针对传统的机器学习算法在变工况条件下的轴承故障分类中诊断率低的问题,提出了基于联合分布适应( JDA)算法与 K-最近邻(KNN)分类算法相结合的轴承故障诊断方法。首先该方法通过提取不同工况下的轴承故障信号的时域特征分别作为源域样本和目标域样本,并通过 Fisher 线性判别分析(FLDA)方法计算各个特征所占权重。然后将权重较大的特征组成的特征向量通过 JDA 方法进行联合分布适配,即通过核函数将源域样本和目标域样本映射到低维潜在空间,以最大均值差异 (MMD)距离为度量标准,同时减小源域和目标域样本的边缘分布和条件分布差异。最后将适配完的源域和目标域样本分别作为训练集和测试集,通过 KNN 分类器进行模式识别,最终实现在变工况条件下的轴承故障诊断分类。通过仿真分析和实验验证,所用方法相较于主成分分析(PCA)、核主成分分析(KPCA)传统机器学习方法以及 TCA 迁移学习方法,显著提高了变工况条件下的轴承故障诊断精度。

英文摘要:

For the low diagnostic rate of traditional machine learning algorithm in bearing fault classification under variable working conditions, this paper proposed a bearing fault diagnosis method based on the combination of joint distribution adaptation ( JDA) algorithm and K-nearest neighbor ( KNN) classification algorithm. Firstly, the time domain features of bearing fault signals under different working conditions are extracted as source domain samples and target domain samples respectively, then calculating the weight of each feature by FLDA method. The feature vectors composed of features with higher weights to adapting joint distribution by JDA method, that is, the source domain samples and target domain samples are mapped to the low-dimensional potential space by kernel function, and the maximum mean discrepancy (MMD) distance is taken as the measurement standard to reduce the marginal distribution and conditional distribution differences between the source domain samples and the target domain samples.
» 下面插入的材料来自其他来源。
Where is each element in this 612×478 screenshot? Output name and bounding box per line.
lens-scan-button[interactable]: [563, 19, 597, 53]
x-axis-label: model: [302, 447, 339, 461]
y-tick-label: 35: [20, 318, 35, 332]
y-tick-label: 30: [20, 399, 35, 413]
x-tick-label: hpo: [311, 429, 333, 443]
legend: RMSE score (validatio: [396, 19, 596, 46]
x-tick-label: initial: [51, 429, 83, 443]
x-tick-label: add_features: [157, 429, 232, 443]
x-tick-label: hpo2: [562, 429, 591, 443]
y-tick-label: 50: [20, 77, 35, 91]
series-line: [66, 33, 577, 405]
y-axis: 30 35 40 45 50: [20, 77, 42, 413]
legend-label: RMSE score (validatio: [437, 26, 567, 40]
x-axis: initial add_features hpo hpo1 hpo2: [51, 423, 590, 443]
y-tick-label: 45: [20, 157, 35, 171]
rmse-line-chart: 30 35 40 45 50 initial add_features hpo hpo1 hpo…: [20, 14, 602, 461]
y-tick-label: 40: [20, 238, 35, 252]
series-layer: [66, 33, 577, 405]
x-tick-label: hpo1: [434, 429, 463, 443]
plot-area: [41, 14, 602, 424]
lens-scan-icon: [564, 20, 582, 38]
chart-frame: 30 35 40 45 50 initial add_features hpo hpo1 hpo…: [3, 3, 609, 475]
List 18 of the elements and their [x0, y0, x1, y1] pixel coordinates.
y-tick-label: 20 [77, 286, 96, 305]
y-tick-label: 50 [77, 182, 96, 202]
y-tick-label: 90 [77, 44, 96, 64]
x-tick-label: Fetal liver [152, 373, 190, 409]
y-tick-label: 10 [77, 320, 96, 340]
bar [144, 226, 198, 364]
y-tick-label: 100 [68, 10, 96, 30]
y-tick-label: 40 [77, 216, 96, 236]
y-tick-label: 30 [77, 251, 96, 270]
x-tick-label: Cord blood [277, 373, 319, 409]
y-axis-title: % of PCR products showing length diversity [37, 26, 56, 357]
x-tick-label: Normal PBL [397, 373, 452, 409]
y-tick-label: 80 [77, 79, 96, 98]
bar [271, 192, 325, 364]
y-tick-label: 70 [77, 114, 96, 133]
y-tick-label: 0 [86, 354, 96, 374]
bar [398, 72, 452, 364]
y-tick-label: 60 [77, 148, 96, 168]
Finally, the mapped source domain and target domain samples are used as training data and test data respectively, and the model identification is implemented by KNN classifier, and the bearing fault diagnosis classification under variable conditions is achieved. Compared with the method of PCA, KPCA and TCA, through simulation analysis and experimental verification, the method proposed in this paper significantly improves the accuracy of bearing fault diagnosis under variable working conditions.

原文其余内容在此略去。